First, is this sccenario possible? Or do I have to choose between Expiration-style caching and 304-style caching, but not both? If it is possible, what are the right response headers (both for the initial response and for the subsequent 304s) which will make it happen?
If as often happens, the answer varies based on browser type/version, then which headers work for which browsers-- and which browsers won't be able to do what I want at all? I'm only interested in the most common browsers in use today (e.g. IE6+, FF3+, Chrome latest, Safari latest)?
Apologies if this answer has already been asked on SO-- I searched for a while and came up blank.
CLARIFICATION: I'm asking this question because I'm putting together an automated test suite to verify, regardless of server platform, that a web app is generating the correct HTTP headers to generate the client-caching behavior we want all our web apps to have. So I'm not interested (at least for now) in how to configure Apache/IIS/PHP/Rails/Django/JSP/ASP.NET/etc. to generate the right headers. I simply want to know, at the HTTP layer only, what the right headers are.
UPDATE: I found this SO question which answers part of my question.

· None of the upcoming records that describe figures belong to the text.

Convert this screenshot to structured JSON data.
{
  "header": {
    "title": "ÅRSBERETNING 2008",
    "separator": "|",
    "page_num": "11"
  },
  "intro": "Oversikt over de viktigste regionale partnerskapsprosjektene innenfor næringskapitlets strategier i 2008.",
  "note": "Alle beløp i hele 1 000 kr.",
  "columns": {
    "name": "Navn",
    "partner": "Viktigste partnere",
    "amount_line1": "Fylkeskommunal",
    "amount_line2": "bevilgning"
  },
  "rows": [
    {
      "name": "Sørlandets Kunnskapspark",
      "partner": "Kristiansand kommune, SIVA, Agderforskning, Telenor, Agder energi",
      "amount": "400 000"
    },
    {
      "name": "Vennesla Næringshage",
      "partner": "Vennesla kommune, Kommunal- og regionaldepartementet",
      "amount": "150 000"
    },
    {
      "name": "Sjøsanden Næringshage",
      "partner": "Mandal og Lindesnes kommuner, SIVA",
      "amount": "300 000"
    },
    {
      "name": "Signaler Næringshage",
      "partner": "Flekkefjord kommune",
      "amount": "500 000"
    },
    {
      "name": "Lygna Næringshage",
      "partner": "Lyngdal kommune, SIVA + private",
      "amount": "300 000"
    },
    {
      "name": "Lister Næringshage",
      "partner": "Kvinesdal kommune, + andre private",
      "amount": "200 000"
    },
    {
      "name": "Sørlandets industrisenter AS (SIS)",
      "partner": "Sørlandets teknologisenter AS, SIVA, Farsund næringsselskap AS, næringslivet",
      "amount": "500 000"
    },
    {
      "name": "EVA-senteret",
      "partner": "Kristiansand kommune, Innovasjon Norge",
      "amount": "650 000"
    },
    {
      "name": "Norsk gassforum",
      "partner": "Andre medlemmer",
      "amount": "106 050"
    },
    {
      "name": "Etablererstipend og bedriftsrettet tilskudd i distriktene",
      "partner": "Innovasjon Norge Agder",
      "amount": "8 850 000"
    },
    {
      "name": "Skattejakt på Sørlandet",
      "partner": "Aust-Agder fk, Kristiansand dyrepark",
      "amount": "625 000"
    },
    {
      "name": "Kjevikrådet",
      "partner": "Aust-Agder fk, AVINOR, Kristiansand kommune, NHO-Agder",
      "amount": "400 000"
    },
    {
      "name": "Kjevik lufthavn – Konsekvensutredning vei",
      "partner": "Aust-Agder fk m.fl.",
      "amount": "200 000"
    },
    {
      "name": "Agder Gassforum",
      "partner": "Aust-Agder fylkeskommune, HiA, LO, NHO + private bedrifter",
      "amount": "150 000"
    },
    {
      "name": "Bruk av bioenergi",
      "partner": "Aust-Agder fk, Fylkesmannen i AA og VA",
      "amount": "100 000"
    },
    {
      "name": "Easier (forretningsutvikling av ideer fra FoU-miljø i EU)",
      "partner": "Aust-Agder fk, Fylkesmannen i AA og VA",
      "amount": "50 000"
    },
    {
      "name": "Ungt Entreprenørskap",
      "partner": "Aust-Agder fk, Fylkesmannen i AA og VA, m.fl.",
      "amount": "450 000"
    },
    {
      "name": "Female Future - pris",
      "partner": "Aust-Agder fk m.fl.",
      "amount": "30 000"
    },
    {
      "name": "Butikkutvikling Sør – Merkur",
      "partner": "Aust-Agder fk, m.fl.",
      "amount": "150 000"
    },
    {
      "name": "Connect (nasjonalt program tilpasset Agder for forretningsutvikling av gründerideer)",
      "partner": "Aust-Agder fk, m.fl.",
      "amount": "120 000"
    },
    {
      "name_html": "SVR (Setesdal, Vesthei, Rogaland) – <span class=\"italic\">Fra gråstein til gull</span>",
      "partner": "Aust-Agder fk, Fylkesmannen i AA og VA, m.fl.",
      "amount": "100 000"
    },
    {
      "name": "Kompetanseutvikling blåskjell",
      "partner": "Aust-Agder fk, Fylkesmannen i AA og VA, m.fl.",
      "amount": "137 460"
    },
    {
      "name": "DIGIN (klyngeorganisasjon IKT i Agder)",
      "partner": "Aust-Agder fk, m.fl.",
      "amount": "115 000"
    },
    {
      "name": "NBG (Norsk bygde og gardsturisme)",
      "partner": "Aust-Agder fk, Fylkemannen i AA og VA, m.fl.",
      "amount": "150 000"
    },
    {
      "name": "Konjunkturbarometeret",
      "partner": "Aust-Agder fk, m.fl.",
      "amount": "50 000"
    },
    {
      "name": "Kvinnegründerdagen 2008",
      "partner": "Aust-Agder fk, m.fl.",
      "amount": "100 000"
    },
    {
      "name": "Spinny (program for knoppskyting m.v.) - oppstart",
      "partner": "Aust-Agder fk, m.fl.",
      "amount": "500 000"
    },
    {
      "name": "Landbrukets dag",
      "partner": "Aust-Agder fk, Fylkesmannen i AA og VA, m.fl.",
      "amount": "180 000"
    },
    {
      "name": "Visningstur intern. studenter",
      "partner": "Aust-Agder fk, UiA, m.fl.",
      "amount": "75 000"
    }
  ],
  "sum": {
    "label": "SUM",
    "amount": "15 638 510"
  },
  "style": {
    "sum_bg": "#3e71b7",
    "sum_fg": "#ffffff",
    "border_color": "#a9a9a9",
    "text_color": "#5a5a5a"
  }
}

According to RFC 2616 10.3.5, it says, I should include an
Cache-Control: max-age headers to the 304s returned by the server. This is definitely the desired behavior.
What that question doesn't answer, however, is whether this RFC-compliant approach will work on existing popular browsers, especially IE6/7/8 which are the usual standards-compliance culprits, but also IE9, FF4+, latest Chrome, and latest Safari which our application also must support. If any of those browsers don't behave as the RFC mandates, are there workarounds I can use?